Les dépenses éligibles sont :
- la réalisation de diagnostic écologique (y compris des pressions qui s’exercent sur la biodiversité) ;
- la réalisation et production d’inventaires naturalistes des milieux et habitats ;
- la réalisation de cartographie présentant les enjeux de biodiversité sur le territoire comme les zones humides, les trames vertes et les habitats d’espèces protégées ;
- l'élaboration du plan d’actions ;
- des actions de sensibilisation, de participation et de mobilisation des acteurs socio‑économiques, des élus et des citoyens ;
- des actions de communication (valorisation et partage d’expérience) ;
- des actions d’animation concourant à l’établissement et la validation du plan d’actions attendu à l’issue de la démarche.
Actions de restauration de la nature
Les projets permettent de soutenir les actions locales de restauration d’écosystèmes terrestres et marins dégradés.
Les projets pouvant être financés sont :
- la réalisation de prestations d’ingénierie et d’études préalables à la conception des projets ainsi que leur évaluation dans le temps ;
- des opérations permettant la restauration de la nature, ainsi que leur gestion dans le temps (à l’exception de l’entretien courant) :
- les actions d'investissement (hors achat de matériel uniquement), et d’intervention pour des opérations de restauration, valorisation et requalification du patrimoine naturel et paysager (travaux de génie écologique) ;
- les frais relatifs à l’établissement de contrats d’obligations réelles environnementales (ORE) pour assurer la protection dans le temps des espaces restaurés ;
- les opérations de restauration d’annexes hydrauliques ;
- les opérations de végétalisation des berges ;
- les opérations de suppression de seuil ou d’obstacles au bon écoulement des cours d’eau et les opérations de restauration favorables aux migrateurs amphihalins.
Le Fonds vert apporte aux collectivités territoriales un appui en ingénierie de stratégie ou de planification ou en ingénierie d’animation. L'objectif est de les aider à élaborer ou finaliser leur stratégie en matière de transition écologique, déclinée en plan d’action (PCAET, CRTE, etc.) ou à faire émerger des projets à forte ambition environnementale.
Projets éligibles
Le Fonds vert soutient les porteurs de projet en cofinançant des études ou des conseils pouvant être menés par :
- Des organismes publics locaux agences techniques départementales - ATD, conseils d’architecture, d’urbanisme et de l’environnement - CAUE, agences d’urbanisme, agence locale de l’énergie et du climat…) ;
- D’autres opérateurs publics (notamment CEREMA, ADEME, Agences de l’eau, Météo France…) ainsi que la Banque des Territoires, direction de la Caisse des Dépôts et Consignations
- Des prestataires privés (bureaux d’études, associations…).
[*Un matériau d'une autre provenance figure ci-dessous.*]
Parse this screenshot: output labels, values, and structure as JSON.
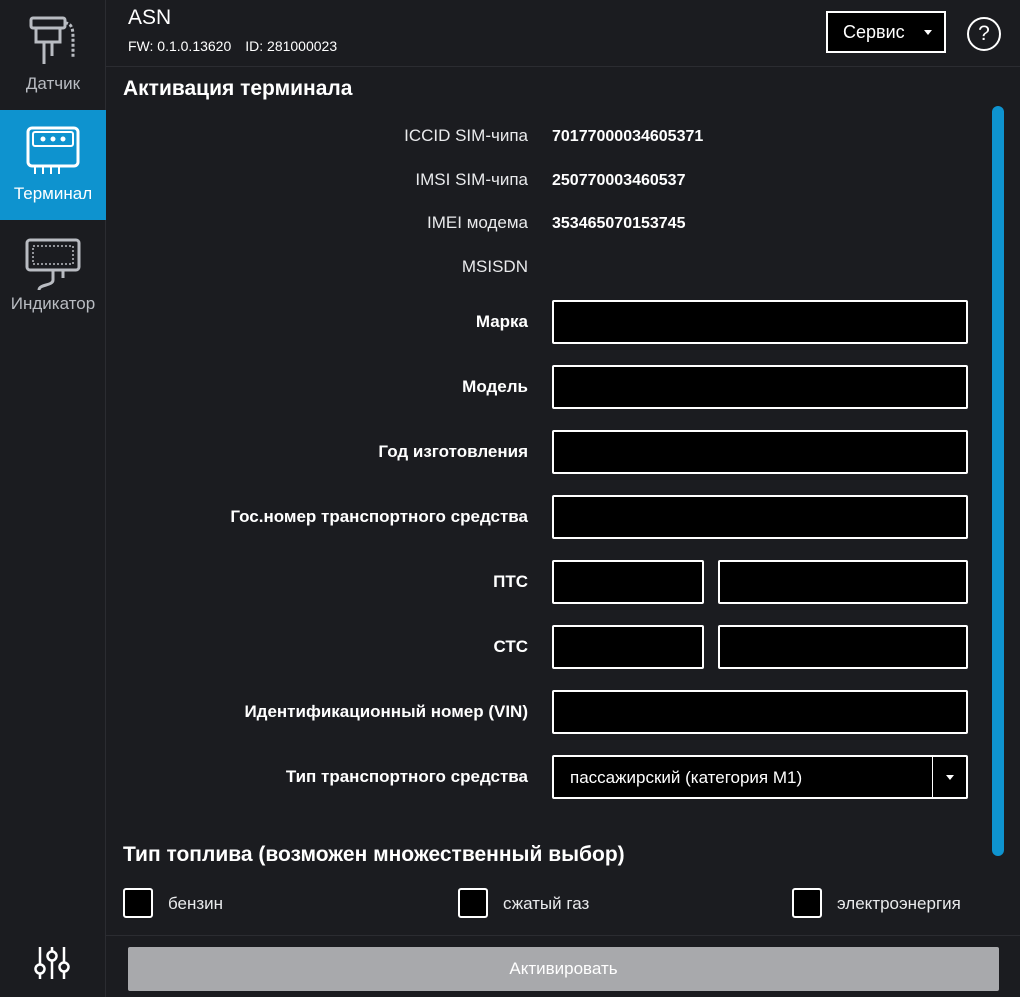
{
  "sidebar": {
    "items": [
      {
        "label": "Датчик",
        "icon": "sensor-icon"
      },
      {
        "label": "Терминал",
        "icon": "terminal-icon"
      },
      {
        "label": "Индикатор",
        "icon": "indicator-icon"
      }
    ],
    "bottom_icon": "settings-sliders-icon"
  },
  "header": {
    "title": "ASN",
    "fw": "FW: 0.1.0.13620",
    "id": "ID: 281000023",
    "service_label": "Сервис",
    "help_label": "?"
  },
  "activation": {
    "title": "Активация терминала",
    "iccid_label": "ICCID SIM-чипа",
    "iccid_value": "70177000034605371",
    "imsi_label": "IMSI SIM-чипа",
    "imsi_value": "250770003460537",
    "imei_label": "IMEI модема",
    "imei_value": "353465070153745",
    "msisdn_label": "MSISDN",
    "brand_label": "Марка",
    "model_label": "Модель",
    "year_label": "Год изготовления",
    "plate_label": "Гос.номер транспортного средства",
    "pts_label": "ПТС",
    "sts_label": "СТС",
    "vin_label": "Идентификационный номер (VIN)",
    "vehicle_type_label": "Тип транспортного средства",
    "vehicle_type_value": "пассажирский (категория М1)"
  },
  "fuel": {
    "title": "Тип топлива (возможен множественный выбор)",
    "options": [
      "бензин",
      "сжатый газ",
      "электроэнергия"
    ]
  },
  "footer": {
    "activate_label": "Активировать"
  },
  "colors": {
    "background": "#1b1c20",
    "accent": "#0e93cf",
    "button_disabled": "#a8a9ac"
  }
}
Exemples de projets réalisables :
- Démarche d'élaboration d'un PCAET ou d'un PAPI pour les territoires à risques d'inondation ;
- Elaboration d’une démarche paysagère ou d’un plan de paysage avec pour finalité d’accompagner la transition écologique d’un territoire ;
- Assistance à maîtrise d’ouvrage dans le cadre de la réalisation des études règlementaires éligibles au Fonds vert.
Autres mesures du Fonds vert
Le Fonds vert soutient également des mesures d'adaptation des territoires à des aléas liés au changement climatique n'étant pas présents en Île-de-France (vents cycloniques, recul du trait de côte, …), ainsi que des actions d'amélioration du cadre de vie (qualité de l'air, mobilités durables, …).